EU regulators address CT directive concerns

by | 6th Aug 2007 | News

The European Commission and the European Medicines Agency (EMEA) have acknowledged the nagging concerns about the implementation and impact of the EU’s Clinical Trials Directive by announcing a joint conference that will look at experience with the directive to date.

The European Commission and the European Medicines Agency (EMEA) have acknowledged the nagging concerns about the implementation and impact of the EU’s Clinical Trials Directive by announcing a joint conference that will look at experience with the directive to date.

The conference on the “operation of the Clinical Trials Directive (Directive 2001/20/EC) and Perspectives for the Future” will be held at the EMEA in London’s Canary Wharf on 3 October 2007. The meeting is intended as “a stocktaking, involving the Member States and all major stakeholders, with a view to evaluating whether further work on the implementation [of the Directive] will provide opportunities to resolve existing problems and whether a revision of the Directive is necessary”, the EMEA said.

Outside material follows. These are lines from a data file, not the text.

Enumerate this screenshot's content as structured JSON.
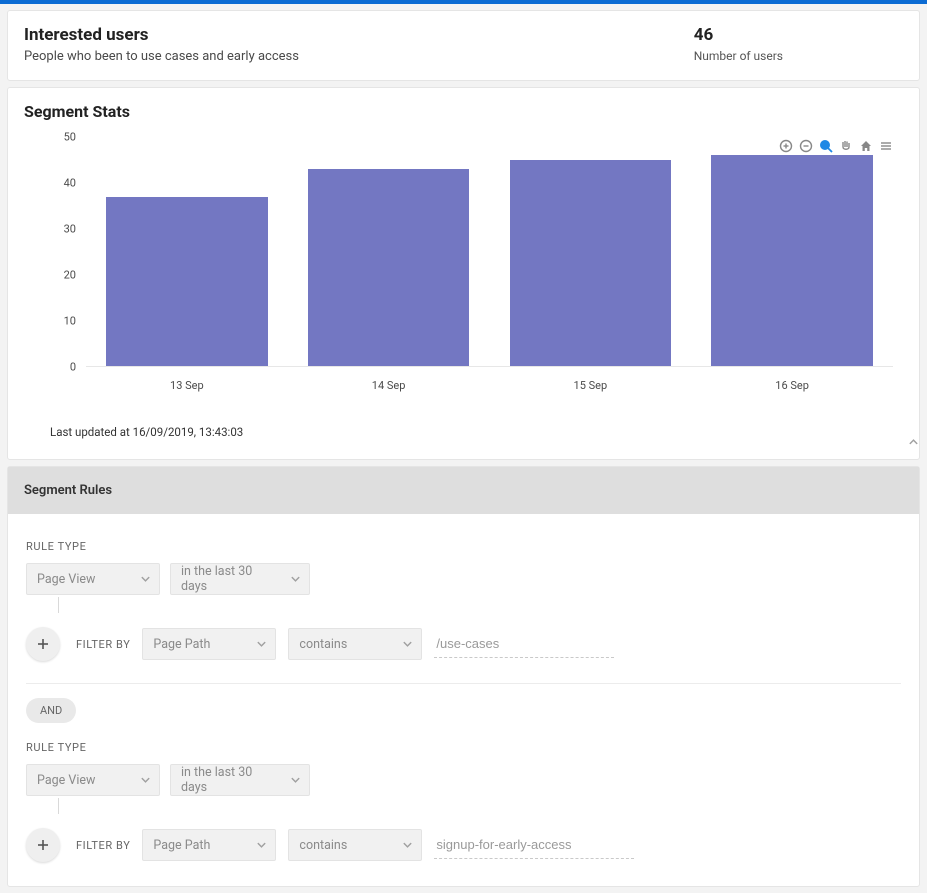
{
  "header": {
    "title": "Interested users",
    "subtitle": "People who been to use cases and early access",
    "count": "46",
    "count_label": "Number of users"
  },
  "stats": {
    "title": "Segment Stats",
    "last_updated": "Last updated at 16/09/2019, 13:43:03"
  },
  "chart_data": {
    "type": "bar",
    "categories": [
      "13 Sep",
      "14 Sep",
      "15 Sep",
      "16 Sep"
    ],
    "values": [
      37,
      43,
      45,
      46
    ],
    "ylim": [
      0,
      50
    ],
    "yticks": [
      0,
      10,
      20,
      30,
      40,
      50
    ],
    "title": "",
    "xlabel": "",
    "ylabel": ""
  },
  "rules": {
    "title": "Segment Rules",
    "labels": {
      "rule_type": "RULE TYPE",
      "filter_by": "FILTER BY",
      "and": "AND"
    },
    "groups": [
      {
        "rule_type": "Page View",
        "timeframe": "in the last 30 days",
        "filter_field": "Page Path",
        "filter_op": "contains",
        "filter_value": "/use-cases"
      },
      {
        "rule_type": "Page View",
        "timeframe": "in the last 30 days",
        "filter_field": "Page Path",
        "filter_op": "contains",
        "filter_value": "signup-for-early-access"
      }
    ]
  }
}
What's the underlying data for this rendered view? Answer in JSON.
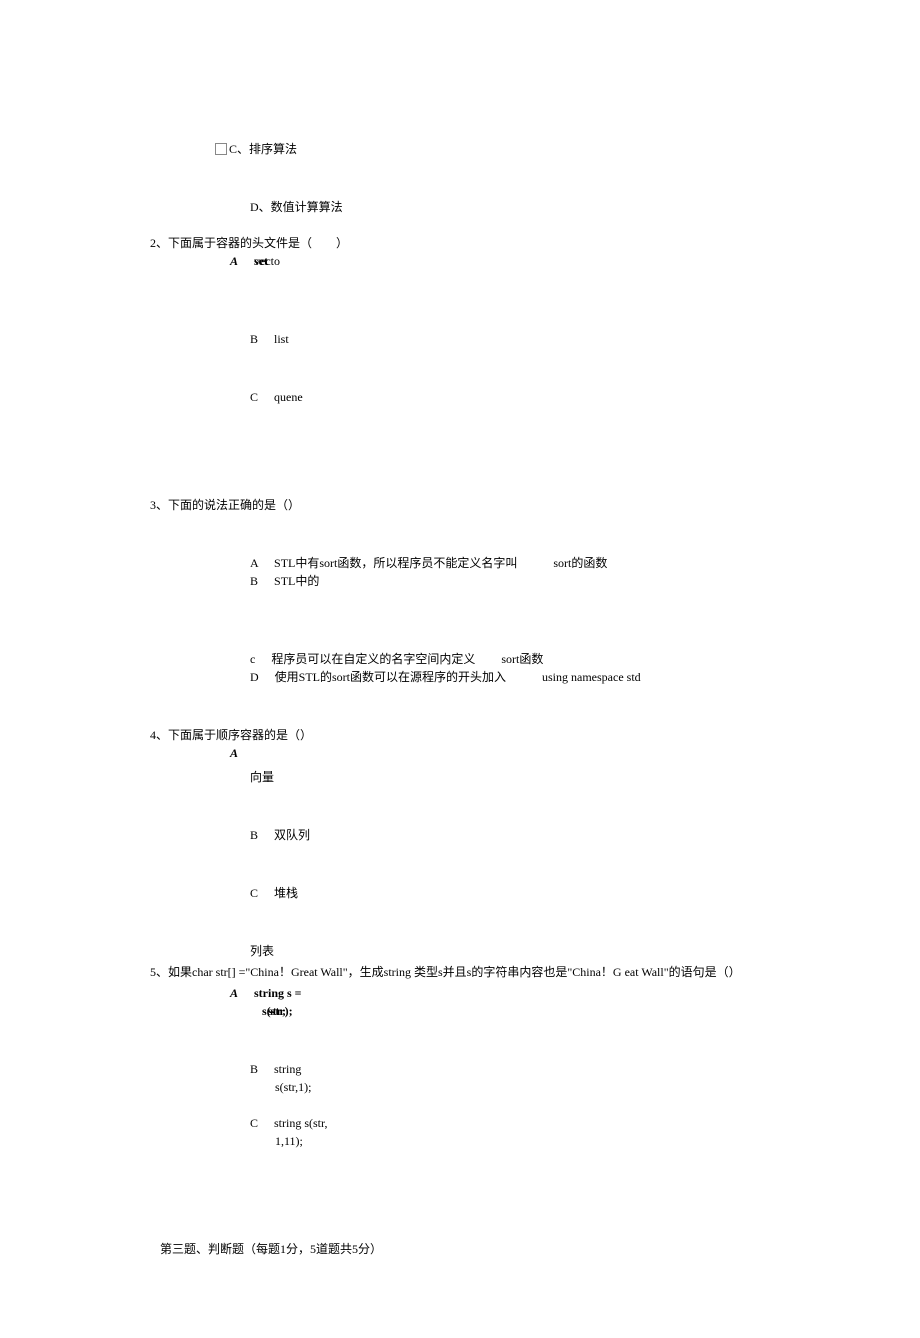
{
  "q1": {
    "optC": "C、排序算法",
    "optD": "D、数值计算算法"
  },
  "q2": {
    "stem": "2、下面属于容器的头文件是（　　）",
    "optA_label": "A",
    "optA_text": "vecto",
    "optA_text_overlay": "set",
    "optB_label": "B",
    "optB_text": "list",
    "optC_label": "C",
    "optC_text": "quene"
  },
  "q3": {
    "stem": "3、下面的说法正确的是（）",
    "optA_label": "A",
    "optA_text1": "STL中有sort函数，所以程序员不能定义名字叫",
    "optA_text2": "sort的函数",
    "optB_label": "B",
    "optB_text": "STL中的",
    "optc_label": "c",
    "optc_text1": "程序员可以在自定义的名字空间内定义",
    "optc_text2": "sort函数",
    "optD_label": "D",
    "optD_text1": "使用STL的sort函数可以在源程序的开头加入",
    "optD_text2": "using namespace std"
  },
  "q4": {
    "stem": "4、下面属于顺序容器的是（）",
    "optA_label": "A",
    "optA_line2": "向量",
    "optB_label": "B",
    "optB_text": "双队列",
    "optC_label": "C",
    "optC_text": "堆栈",
    "optD_text": "列表"
  },
  "q5": {
    "stem_part1": "5、如果char str[] =\"China！Great Wall\"，生成string 类型s并且s的字符串内容也是\"China！G eat Wall\"的语句是（）",
    "optA_label": "A",
    "optA_line1": "string s =",
    "optA_line2a": "s(str);",
    "optA_line2b": "str;",
    "optB_label": "B",
    "optB_line1": "string",
    "optB_line2": "s(str,1);",
    "optC_label": "C",
    "optC_line1": "string s(str,",
    "optC_line2": "1,11);"
  },
  "section3": {
    "title": "第三题、判断题（每题1分，5道题共5分）"
  }
}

At its meeting on 5 December 2006, the European Commission’s Pharmaceutical Committee endorsed a report on the activities of the ‘Ad hoc group for the development of implementing guidelines for Directive 2001/20/EC relating to good clinical practice in the conduct of clinical trials on medicinal products for human use’, the EMEA noted. This report confirmed that “experience with implementation of the legislation varies between the Member States, and that it is not yet possible to fully assess the impact of some of the guidance prepared”.

Nonetheless, the agency added, “it appears clear that, unfortunately, some of the obstacles as regards the administrative burden and differences in implementation have not yet been overcome”.

According to the summary record of the Pharmaceutical Committee’s meeting last December, priority areas for attention identified in the ad hoc group’s report included approval times and procedures, specific national requirements, the definition of an investigational medicinal product, the conduct of non-commercial clinical trials, and the functioning and co-ordination with competent authorities of ethics committee activities.

Among the session topics for the conference on 5 October are:

– What aspects of Directive 2001/20/EC and its implementing rules work well?

– What does not work well?

– What can be remedied within the present legal framework?

– What should a new legal framework look like?

Academic researchers in particular have voiced concerns about the administrative and cost burdens of the Clinical Trials Directive, as well as the barriers put up by discrepancies in the Directive’s legal interpretation and regulatory application at Member State level. In a recent analysis published by PloS Clinical Trials, medical and regulatory affairs consultant Markus Hartmann and lawyer Florence Hartmann-Vareilles concluded that “the promises of the Directive have not been fulfilled”.

Among the obstacles highlighted as a particular bugbear for non-commercial trials were the need for single sponsorship of multicentre (including pan-European) studies; the definition of an investigational medicinal product (IMP), as opposed to background or supportive medication; the supply principle that requires trial sponsors to provide the IMP free of charge; the increased cost of insurance coverage and quality insurance systems; and the increased cost of submissions to ethics committees and national authorities as well as fees for Good Clinical Practice inspections.